Rensselaer Republican, Volume 16, Number 44, Rensselaer, Jasper County, 10 July 1884 — Tenacity and Talent. [ARTICLE]
Tenacity and Talent.
The one is often mistaken for the other. In the majority of instances where tenacity masquerades as talent, and assumes all the corresponding attributes, the world does not detect the difference, and tenacity wins where genuine ability, which lacks this strong element only, fails of its accomplishment. It is a curious psychological study as to just what extent talent can exist, however, without tenacity of purpose. To a high degree the one implies the other. Mere desire is not that power of adherence which purpose implies, and this purpose, this staying power of life, so to speak, is a quality that can hardly be overestimated.

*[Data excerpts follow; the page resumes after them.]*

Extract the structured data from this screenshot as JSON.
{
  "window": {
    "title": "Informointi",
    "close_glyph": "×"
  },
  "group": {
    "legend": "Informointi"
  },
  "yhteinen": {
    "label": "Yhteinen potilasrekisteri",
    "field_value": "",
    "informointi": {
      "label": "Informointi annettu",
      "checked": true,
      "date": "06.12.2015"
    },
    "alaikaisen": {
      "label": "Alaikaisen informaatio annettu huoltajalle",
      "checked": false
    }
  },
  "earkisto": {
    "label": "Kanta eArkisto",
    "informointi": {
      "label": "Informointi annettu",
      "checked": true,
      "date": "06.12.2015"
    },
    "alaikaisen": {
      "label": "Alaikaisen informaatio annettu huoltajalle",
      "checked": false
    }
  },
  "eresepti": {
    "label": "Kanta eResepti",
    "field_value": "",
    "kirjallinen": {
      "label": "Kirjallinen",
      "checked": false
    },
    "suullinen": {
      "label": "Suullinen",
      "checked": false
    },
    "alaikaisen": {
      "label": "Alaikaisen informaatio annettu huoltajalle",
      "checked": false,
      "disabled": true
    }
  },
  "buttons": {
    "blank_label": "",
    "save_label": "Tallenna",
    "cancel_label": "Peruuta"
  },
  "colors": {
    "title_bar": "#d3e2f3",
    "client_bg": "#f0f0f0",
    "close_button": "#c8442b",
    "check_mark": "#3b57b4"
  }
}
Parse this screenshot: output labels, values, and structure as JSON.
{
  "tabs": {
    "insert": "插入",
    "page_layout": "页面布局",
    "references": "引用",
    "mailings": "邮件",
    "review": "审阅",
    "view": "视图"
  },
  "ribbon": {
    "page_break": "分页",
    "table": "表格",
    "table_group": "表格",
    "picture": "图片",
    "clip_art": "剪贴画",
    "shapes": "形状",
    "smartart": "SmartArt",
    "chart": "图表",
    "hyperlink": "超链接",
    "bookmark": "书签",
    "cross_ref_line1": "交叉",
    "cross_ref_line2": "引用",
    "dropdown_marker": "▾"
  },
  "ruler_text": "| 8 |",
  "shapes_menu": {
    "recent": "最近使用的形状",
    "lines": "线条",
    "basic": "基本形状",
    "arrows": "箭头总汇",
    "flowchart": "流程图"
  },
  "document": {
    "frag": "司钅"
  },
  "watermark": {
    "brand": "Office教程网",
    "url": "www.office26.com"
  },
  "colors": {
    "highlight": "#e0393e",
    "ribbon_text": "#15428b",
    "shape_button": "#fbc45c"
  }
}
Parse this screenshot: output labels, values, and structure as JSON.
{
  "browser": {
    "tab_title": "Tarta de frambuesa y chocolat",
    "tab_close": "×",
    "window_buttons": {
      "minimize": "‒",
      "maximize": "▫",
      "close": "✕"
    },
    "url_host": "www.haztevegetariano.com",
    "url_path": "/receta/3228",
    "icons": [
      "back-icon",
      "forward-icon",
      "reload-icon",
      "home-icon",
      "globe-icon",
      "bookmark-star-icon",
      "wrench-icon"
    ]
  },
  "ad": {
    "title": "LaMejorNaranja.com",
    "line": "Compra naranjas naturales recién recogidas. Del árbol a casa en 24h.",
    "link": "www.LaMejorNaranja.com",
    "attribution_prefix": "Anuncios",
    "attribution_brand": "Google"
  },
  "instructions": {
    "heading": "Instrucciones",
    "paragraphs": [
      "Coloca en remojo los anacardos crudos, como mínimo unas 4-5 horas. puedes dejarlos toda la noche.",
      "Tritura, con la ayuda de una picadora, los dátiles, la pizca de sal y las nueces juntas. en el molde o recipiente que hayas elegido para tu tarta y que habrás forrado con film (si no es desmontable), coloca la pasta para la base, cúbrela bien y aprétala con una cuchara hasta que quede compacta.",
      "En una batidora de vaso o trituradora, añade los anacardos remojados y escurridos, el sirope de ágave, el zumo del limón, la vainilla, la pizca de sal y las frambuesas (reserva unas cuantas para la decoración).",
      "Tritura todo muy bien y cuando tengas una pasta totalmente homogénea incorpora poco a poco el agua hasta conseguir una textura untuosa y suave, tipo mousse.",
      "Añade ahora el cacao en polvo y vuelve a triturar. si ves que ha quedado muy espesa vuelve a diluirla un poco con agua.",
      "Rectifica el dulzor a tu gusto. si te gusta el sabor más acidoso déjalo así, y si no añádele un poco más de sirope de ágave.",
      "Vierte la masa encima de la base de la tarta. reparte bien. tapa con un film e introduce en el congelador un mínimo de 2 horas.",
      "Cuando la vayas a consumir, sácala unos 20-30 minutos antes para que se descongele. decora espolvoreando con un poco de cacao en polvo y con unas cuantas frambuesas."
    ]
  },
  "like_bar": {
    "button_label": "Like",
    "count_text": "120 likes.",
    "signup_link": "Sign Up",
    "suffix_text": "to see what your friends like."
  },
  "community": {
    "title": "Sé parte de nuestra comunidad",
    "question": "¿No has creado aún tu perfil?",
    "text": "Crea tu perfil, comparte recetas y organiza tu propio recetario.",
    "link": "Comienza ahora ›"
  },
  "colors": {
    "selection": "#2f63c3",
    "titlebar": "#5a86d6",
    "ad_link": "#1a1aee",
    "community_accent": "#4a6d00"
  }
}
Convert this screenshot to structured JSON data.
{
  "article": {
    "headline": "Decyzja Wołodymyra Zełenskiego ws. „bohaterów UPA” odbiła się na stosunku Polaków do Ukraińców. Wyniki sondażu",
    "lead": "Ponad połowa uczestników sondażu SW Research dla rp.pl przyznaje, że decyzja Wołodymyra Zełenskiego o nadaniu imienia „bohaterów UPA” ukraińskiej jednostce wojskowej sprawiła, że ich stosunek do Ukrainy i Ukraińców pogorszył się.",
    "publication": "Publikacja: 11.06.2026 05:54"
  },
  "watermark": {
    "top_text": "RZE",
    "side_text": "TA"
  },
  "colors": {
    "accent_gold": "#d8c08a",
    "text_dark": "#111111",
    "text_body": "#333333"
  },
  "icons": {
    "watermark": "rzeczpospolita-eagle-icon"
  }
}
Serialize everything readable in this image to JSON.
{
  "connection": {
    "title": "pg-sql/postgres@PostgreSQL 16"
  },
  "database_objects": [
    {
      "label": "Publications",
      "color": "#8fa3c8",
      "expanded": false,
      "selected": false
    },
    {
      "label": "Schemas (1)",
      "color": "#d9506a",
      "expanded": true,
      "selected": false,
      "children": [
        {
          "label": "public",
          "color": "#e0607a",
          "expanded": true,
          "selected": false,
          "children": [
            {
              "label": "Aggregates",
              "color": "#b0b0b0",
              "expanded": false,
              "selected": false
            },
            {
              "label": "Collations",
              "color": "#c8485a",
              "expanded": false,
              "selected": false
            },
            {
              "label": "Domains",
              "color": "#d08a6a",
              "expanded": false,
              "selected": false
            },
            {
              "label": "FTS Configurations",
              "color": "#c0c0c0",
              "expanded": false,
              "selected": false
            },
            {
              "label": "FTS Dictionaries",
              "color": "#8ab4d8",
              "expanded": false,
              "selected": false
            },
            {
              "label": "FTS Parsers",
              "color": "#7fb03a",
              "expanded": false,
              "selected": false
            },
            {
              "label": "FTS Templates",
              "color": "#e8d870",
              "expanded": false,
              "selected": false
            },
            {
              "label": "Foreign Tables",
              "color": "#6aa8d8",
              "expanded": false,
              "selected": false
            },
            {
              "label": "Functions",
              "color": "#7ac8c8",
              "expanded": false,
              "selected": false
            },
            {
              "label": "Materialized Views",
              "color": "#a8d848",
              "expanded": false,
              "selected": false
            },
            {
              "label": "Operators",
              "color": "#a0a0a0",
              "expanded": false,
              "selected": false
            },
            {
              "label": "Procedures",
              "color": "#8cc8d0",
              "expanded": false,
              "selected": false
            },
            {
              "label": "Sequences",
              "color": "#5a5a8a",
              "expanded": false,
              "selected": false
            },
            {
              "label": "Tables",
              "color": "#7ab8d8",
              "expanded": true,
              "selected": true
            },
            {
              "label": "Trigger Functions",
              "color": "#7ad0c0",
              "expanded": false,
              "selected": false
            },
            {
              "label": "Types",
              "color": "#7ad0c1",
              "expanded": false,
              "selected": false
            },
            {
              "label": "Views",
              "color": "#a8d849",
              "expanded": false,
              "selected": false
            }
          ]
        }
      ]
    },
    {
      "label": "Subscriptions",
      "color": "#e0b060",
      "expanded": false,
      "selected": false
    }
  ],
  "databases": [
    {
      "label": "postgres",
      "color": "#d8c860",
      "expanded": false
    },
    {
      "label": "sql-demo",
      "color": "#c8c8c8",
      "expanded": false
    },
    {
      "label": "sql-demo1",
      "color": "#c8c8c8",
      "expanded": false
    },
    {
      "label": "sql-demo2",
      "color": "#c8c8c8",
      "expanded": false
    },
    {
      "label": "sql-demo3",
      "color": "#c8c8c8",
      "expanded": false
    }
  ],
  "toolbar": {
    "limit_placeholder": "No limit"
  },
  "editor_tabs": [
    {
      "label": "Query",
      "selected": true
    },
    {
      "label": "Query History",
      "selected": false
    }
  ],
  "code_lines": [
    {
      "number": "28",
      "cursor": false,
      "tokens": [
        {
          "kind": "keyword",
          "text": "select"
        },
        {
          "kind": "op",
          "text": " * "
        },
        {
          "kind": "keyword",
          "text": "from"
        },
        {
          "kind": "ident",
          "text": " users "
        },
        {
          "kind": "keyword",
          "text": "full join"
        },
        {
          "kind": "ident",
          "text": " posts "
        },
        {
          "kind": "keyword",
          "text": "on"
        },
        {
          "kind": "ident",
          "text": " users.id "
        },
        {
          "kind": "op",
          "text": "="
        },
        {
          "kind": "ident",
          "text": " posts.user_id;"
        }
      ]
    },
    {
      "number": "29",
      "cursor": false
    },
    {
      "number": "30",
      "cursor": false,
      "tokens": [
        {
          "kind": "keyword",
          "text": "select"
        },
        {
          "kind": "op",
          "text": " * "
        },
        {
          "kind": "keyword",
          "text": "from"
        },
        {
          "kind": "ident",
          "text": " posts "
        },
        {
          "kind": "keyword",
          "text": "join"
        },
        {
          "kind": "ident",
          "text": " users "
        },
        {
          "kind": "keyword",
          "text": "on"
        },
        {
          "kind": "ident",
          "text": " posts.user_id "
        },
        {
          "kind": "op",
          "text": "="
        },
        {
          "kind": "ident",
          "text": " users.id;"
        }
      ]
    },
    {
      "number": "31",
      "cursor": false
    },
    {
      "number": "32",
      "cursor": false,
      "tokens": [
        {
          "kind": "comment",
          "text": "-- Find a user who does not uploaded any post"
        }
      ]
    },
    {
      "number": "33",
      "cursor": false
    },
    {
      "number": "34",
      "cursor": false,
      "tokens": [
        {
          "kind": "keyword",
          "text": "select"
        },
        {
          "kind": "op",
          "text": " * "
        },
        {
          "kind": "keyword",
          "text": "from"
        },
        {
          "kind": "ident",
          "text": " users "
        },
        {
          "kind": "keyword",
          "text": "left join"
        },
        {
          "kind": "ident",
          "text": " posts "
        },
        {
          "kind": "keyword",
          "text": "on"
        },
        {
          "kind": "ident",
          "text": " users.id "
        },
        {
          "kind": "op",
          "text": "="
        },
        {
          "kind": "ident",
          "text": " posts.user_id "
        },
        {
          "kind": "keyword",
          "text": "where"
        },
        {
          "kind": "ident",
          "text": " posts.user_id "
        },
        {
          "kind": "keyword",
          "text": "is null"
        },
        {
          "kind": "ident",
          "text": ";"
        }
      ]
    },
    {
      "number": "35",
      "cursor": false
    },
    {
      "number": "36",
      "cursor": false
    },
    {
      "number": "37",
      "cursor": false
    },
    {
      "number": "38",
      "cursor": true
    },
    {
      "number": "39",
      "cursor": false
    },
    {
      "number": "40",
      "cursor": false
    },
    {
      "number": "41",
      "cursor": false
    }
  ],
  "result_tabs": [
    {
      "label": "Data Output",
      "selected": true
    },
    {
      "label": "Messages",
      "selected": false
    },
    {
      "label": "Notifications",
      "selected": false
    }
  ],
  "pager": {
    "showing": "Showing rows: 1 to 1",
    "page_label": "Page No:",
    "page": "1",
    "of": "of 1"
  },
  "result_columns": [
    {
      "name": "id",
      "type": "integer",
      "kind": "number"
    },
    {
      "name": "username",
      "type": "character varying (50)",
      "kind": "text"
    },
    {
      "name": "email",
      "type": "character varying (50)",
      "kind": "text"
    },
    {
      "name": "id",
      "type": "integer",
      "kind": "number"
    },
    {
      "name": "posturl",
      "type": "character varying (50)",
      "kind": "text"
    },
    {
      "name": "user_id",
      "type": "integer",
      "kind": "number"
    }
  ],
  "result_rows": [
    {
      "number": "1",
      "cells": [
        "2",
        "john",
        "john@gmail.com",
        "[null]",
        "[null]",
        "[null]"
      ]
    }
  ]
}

The term tenacity, from the good old Latin word teneo, to hold, fully justifies its honorable significance. There is, practically, no conception of accomplishment that may not be realized by him whose purpose shall hold firm. The power to conceive any given achievement implies the power to realize that conception, if one will bring to it the energy and concentration of tenacity. This staying power is too little regarded by society in general It is really that highest form of force, the persistent energy, which Herbert Spencer makes the ultimatum of his conception of power. When the modern Ulysses declared his intention to “fight it on that line, if it took all summer, ”he embodied in his words, not a mere dogged determination, not a settled inertia, but the finest philosophy of that supremo law—the persistence of force.— Boston Traveller.